2. Pengaruh Gunung Kamput terhadap peradaban kerajaan masa
Hindu-Budha di Bumi Kadiri
Dalam kitab
Pararaton disebutkan kejadian-kejadian yang dapat dihubungkan dengan kegiatan gunung
api yang terjadi pada tahun-tahun: 1311, 1334, 1389, 1421, 1440, 1462,1481.
Pada letusan tahun 1334 disebut tentang Peristiwa Guntur Pabanyu Pindah, lalu apanya yang berhubungan dengan letusan
Gunung Kamput? Peristiwa ini dalam Negarakertagama diberitakan dengan jelas
saat dihubungkan dengan tanda-tanda kelahiran Hayam Wuruk. Dalam
Negarakertagama Pupuh 1 ayat 4 disebutkan:
“Ring Saka rttu carena rakwa ri wijil / nrpati
tlas inastwaken/ prabhu,an/garbbhecwara natha ring kawuripan/ wihaganiran
amanusadbhuta, lindun bhumi ktug hudan hawu gerh kilat awltan ing nabasthala,
Guntur ttang himawan/ ri Kamput ananang kujana kuhaka mati tanpagap”(Pigeaud,
1960:3)
Artinya:
“Tahun saka masa memanah surya (1256 C/ 1334 M)
beliau lahir untuk jadi narpati
selama dalam kandungan di kahuripan, telah tampak tanda keluhuran Gempa bumi,
kepul asap, hujan abu, guruh halilintar menyambar-nyambar, Gunung Kamput,
gemuruh membunuh durjana, penjahat musnah dari Negara”(Muljana, 2006:338).

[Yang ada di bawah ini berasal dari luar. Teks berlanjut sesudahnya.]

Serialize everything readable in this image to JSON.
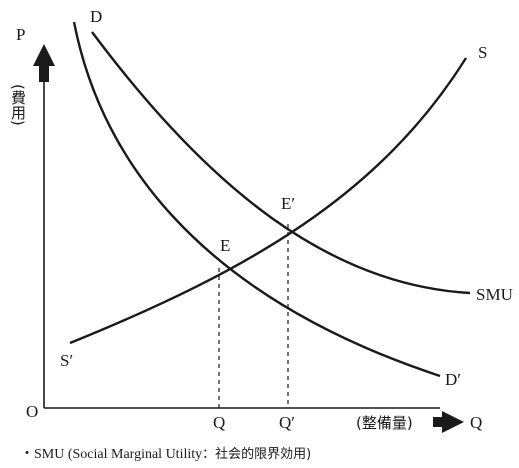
{
  "axes": {
    "origin_label": "O",
    "y_axis_label": "P",
    "y_axis_sublabel": "(費用)",
    "x_axis_label": "Q",
    "x_axis_sublabel": "(整備量)"
  },
  "curves": {
    "demand_private": "D",
    "demand_social": "D′",
    "supply": "S",
    "supply_start": "S′",
    "social_marginal_utility": "SMU"
  },
  "points": {
    "equilibrium": "E",
    "equilibrium_social": "E′"
  },
  "x_ticks": {
    "q": "Q",
    "q_prime": "Q′"
  },
  "footnote": {
    "bullet": "・",
    "text_latin": "SMU (Social Marginal Utility",
    "text_jp": "：社会的限界効用)"
  },
  "colors": {
    "ink": "#1a1a1a",
    "background": "#ffffff"
  }
}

Tahun 1586 merenggut korban lebih dari 10.000 jiwa dan
diperkirakan memiliki kekuatan letusan atau Volcanic Explosivity Index
(VEI): 5. Kira-kira setara letusan Pinnatubo tahun 1991(www.kediri.go.id, diakses 04 September 2008). Pinatubo
merupakan gunung berapi di Filipina, letusan tahun 1991 mengakibatkan
menghilangnya puncak gunung yang asalnya mengerucut berubah menjadi danau kawah
yang lebar. Bila letusan Gunung Kamput tahun 1586 memiliki kekuatan letusan
seperti Pinnatubo, maka pasti terjadi letusan dahsyat yang mengangkat puncak
gunung Kamput serta mengakibatkan daerah Kediri dan Blitar porakporanda.
Dilihat dari foto udara,
kawah gunung Kelut dahulu lebih memiliki arah laju lahar besar ke kali lahar Gedog,
yang memiliki rute, kawah-lereng utara G. Oemboh- desa Bendorejo-Sumberejo dan Sumberdadi-mengancam
daerah Keras. Dan arah lahar Koetungan rute, Kawah- Puncu-Jengkol
Plosoklaten-Gurah-Gampengrejo dan Pagu. Adapun kali lahar Mangli yang menuju
daerah Kepung lewat sungai Konto melalui daerah Kediri utara.
Sekarang
rute aliran lahar terbesar daerah Blitar antara lain Kali Lahar diatas desa
Tjemarasewu sungai ini bertjabang menjadi kali lahar Blitar(menuju kota Blitar)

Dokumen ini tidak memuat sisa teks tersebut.